L’Union européenne est partie pour être la seconde victime du Brexit après le Royaume-Uni, et peut-être même le précéder si les négociations permettent à ce dernier de rester « dans l’Europe », comme a déclaré Boris Johnson, à défaut d’être toujours « dans l’Union européenne ». Le débat n’est pas nouveau, mais il est ravivé : est-ce que l’Union a vocation à être plus qu’un marché unique, une situation dont bon nombre de ses membres s’accommoderaient ? Ce choix effectué, le statut des uns et des autres se rapprocherait et le maintien de la zone euro se justifierait de moins en moins…

Un autre référendum pourrait relancer la crise de l’Eurozone, qui se prépare en Italie pour l’automne sur des questions constitutionnelles. L’Italie est en tout cas une autre victime toute trouvée : il n’est pas certain que la zone euro suive dans la récession le Royaume-Uni qui pourrait y plonger, mais l’Italie pourrait facilement y retomber.

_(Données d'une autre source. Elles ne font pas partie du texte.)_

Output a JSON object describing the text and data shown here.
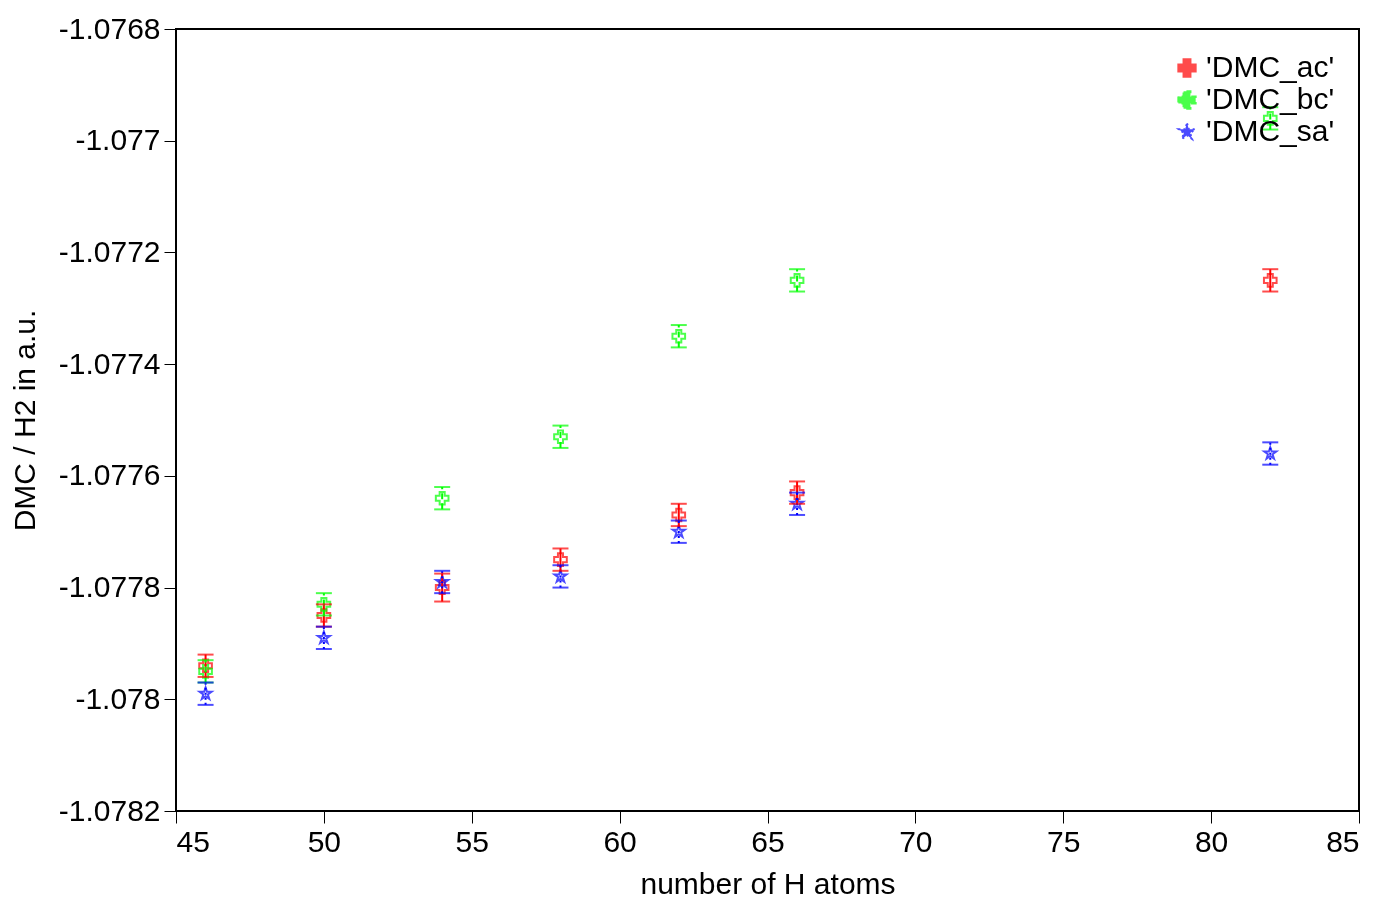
{
  "chart_data": {
    "type": "scatter",
    "xlabel": "number of H atoms",
    "ylabel": "DMC / H2 in a.u.",
    "xlim": [
      45,
      85
    ],
    "xticks": [
      45,
      50,
      55,
      60,
      65,
      70,
      75,
      80,
      85
    ],
    "ylim": [
      -1.0782,
      -1.0768
    ],
    "yticks": [
      -1.0782,
      -1.078,
      -1.0778,
      -1.0776,
      -1.0774,
      -1.0772,
      -1.077,
      -1.0768
    ],
    "grid": false,
    "legend": "top right",
    "x": [
      46,
      50,
      54,
      58,
      62,
      66,
      82
    ],
    "series": [
      {
        "name": "'DMC_ac'",
        "color": "#ff0000",
        "marker": "cross",
        "line_style": "solid",
        "values": [
          -1.07794,
          -1.07785,
          -1.0778,
          -1.07775,
          -1.07767,
          -1.07763,
          -1.07725
        ],
        "errors": [
          2e-05,
          2e-05,
          2.5e-05,
          2e-05,
          2e-05,
          2e-05,
          2e-05
        ]
      },
      {
        "name": "'DMC_bc'",
        "color": "#00ff00",
        "marker": "cross",
        "line_style": "dashed",
        "values": [
          -1.07795,
          -1.07783,
          -1.07764,
          -1.07753,
          -1.07735,
          -1.07725,
          -1.07696
        ],
        "errors": [
          2e-05,
          2e-05,
          2e-05,
          2e-05,
          2e-05,
          2e-05,
          2e-05
        ]
      },
      {
        "name": "'DMC_sa'",
        "color": "#0000ff",
        "marker": "star",
        "line_style": "dotted",
        "values": [
          -1.07799,
          -1.07789,
          -1.07779,
          -1.07778,
          -1.0777,
          -1.07765,
          -1.07756
        ],
        "errors": [
          2e-05,
          2e-05,
          2e-05,
          2e-05,
          2e-05,
          2e-05,
          2e-05
        ]
      }
    ]
  }
}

Après tout, elle n’a pas connu de croissance significative depuis qu’elle a rejoint l’euro en 1999. Et le sauvetage de son système bancaire ne s’accommode pas de la nouvelle réglementation européenne, laissant comme seule solution un appel au Mécanisme européen de stabilité (MES) que Matteo Renzi ne veut pas lancer.

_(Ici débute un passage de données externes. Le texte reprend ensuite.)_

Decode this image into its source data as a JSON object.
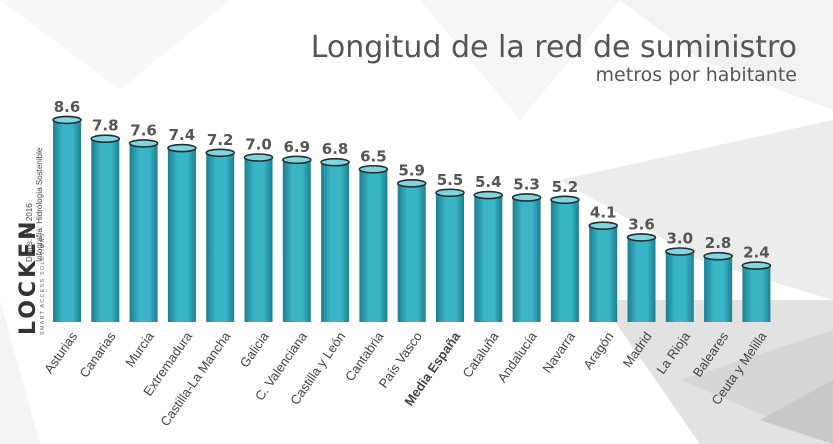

Enfin, la réglementation financière ainsi que la lutte contre l’optimisation et pour l’harmonisation fiscale vont connaître un sérieux recul, le Royaume-Uni libéré des entraves européennes allant renforcer sa place de premier paradis fiscal de la planète. Le futur gouvernement britannique ne pouvant pas davantage déréguler l’économie et le marché du travail britannique, il ne lui restera plus comme levier que la déréglementation financière et la fiscalité pour compenser les effets du Brexit. La course au moins-disant fiscal et réglementaire sera relancée, les banques de l’Union européenne ayant beau jeu de crier à l’avantage concurrentiel pour obtenir des assouplissements de remise à niveau.

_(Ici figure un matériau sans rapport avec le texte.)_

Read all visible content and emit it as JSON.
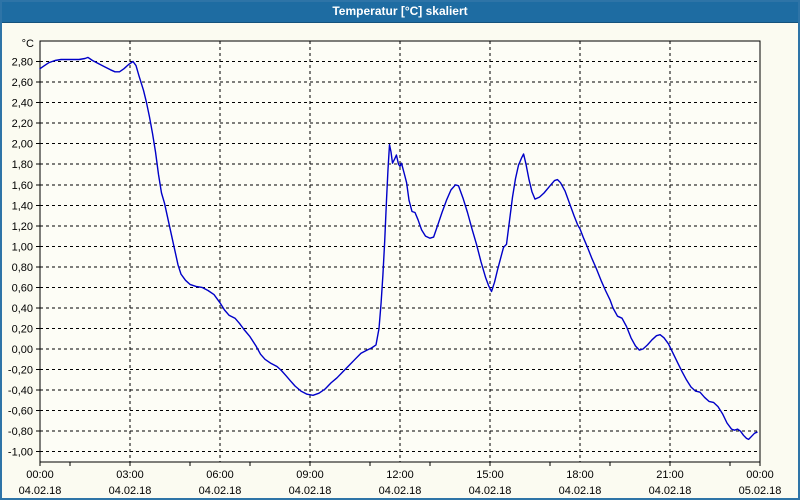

Dans un tel contexte, la BCE va être de plus en plus tiraillée, soumise aux intérêts divergents de ses actionnaires. Avec une Commission condamnée à faire de la figuration, elle sera la seule institution fédérale au sein de l’union monétaire et ne pourra pas contenter tout le monde.

Les réactions financières violentes qui étaient craintes ont été amorties. Les interrogations vont dans un premier temps être mises en sourdine, elles renaitront avec force quand il s’avérera que l’Europe est entrée dans la seconde phase d’une crise devenue endémique et plus que jamais sans solution.